Abstract

A comprehensive investigation of two acoustic feature sets for English stop consonants spoken in syllable initial position was conducted to determine the relative invariance of the features that cue place and voicing. The features evaluated were overall spectral shape, encoded as the cosine transform coefficients of the nonlinearly scaled amplitude spectrum, and formants. In addition, features were computed both for the static case, i.e., from one 25-ms frame starting at the burst, and for the dynamic case, i.e., as parameter trajectories over several frames of speech data. All features were evaluated with speaker-independent automatic classification experiments using the data from 15 speakers to train the classifier and the data from 15 different speakers for testing.

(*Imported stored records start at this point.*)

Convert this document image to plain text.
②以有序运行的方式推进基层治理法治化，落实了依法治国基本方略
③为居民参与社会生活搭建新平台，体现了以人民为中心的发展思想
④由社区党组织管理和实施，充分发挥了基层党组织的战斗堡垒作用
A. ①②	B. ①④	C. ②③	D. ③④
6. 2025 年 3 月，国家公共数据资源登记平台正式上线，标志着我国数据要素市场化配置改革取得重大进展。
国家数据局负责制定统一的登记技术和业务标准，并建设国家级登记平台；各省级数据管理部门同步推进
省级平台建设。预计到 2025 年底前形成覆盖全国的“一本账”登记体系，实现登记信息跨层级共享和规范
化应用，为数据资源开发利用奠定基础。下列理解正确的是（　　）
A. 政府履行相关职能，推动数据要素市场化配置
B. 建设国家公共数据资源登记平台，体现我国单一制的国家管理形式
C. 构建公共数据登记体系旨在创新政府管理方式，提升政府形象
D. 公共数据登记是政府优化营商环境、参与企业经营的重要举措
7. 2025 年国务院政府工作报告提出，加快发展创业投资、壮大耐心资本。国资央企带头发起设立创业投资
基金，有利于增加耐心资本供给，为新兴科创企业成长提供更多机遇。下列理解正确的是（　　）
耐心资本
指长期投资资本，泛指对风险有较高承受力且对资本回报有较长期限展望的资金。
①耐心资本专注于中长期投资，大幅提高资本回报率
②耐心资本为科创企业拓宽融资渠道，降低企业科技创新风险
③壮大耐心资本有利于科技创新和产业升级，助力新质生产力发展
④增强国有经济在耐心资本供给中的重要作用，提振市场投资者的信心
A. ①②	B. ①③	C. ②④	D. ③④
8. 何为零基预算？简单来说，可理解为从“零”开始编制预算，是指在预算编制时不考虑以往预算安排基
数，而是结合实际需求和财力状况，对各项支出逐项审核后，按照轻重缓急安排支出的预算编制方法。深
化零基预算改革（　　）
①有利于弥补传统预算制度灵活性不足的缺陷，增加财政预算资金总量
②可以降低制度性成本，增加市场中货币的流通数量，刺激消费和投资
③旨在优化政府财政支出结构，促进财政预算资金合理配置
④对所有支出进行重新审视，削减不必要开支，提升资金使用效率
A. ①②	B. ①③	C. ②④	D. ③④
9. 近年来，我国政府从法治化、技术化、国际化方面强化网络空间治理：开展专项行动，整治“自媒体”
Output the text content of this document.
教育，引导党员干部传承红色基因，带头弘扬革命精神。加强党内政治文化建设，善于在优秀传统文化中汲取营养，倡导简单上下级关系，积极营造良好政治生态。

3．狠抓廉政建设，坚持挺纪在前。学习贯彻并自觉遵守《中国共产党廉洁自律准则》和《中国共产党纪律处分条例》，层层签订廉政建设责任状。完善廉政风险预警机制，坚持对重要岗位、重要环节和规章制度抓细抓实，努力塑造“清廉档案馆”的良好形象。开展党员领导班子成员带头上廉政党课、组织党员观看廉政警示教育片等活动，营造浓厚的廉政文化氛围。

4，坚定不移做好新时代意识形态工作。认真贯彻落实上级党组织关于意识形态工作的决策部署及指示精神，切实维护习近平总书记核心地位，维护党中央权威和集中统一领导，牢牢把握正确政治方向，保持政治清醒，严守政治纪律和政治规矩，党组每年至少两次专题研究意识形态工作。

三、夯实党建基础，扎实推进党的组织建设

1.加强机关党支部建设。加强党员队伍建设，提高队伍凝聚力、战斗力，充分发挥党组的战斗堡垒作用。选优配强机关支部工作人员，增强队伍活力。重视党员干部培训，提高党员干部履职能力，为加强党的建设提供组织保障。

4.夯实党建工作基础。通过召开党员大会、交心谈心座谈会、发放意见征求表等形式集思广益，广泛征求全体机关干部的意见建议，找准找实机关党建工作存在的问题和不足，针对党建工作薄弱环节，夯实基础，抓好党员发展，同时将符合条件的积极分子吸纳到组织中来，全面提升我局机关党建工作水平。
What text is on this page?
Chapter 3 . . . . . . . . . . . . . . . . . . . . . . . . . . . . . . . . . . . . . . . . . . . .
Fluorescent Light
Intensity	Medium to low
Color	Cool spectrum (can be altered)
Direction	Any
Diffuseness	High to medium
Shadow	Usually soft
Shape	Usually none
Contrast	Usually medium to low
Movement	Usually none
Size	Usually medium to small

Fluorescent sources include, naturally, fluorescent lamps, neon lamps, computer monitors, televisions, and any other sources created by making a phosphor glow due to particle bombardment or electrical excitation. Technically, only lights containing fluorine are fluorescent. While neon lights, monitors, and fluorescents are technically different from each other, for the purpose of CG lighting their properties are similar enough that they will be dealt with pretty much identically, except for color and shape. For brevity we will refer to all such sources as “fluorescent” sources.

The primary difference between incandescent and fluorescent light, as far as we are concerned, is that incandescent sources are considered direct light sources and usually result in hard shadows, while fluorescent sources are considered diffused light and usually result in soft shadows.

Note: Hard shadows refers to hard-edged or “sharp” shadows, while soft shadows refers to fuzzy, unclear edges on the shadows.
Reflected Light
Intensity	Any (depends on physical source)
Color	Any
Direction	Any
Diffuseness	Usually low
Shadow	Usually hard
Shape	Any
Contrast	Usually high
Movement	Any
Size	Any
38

The primary conclusions from these experiments, as measured via automatic recognition rates, are as follows: (1) spectral shape features are superior to both formants, and formants plus amplitudes; (2) features extracted from the dynamic spectrum are superior to features extracted from the static spectrum; and (3) features extracted from the speech signal beginning with the burst onset are superior to features extracted from the speech signal beginning with the vowel transition. Dynamic features extracted from the smoothed spectra over a 60-ms interval timed to begin with the burst onset appear to account for the primary vowel context effects. Automatic recognition results for the 6 stops (93.7%) based on 20 features was better than the rates obtained with human listeners for a 50-ms segment (89.9%) and only slightly worse than the rates obtained by human listeners for a 100-ms interval (96.6%). Thus the basic conclusion from our work is that dynamic spectral shape features are acoustically invariant cues for both place and voicing in initial stop consonants.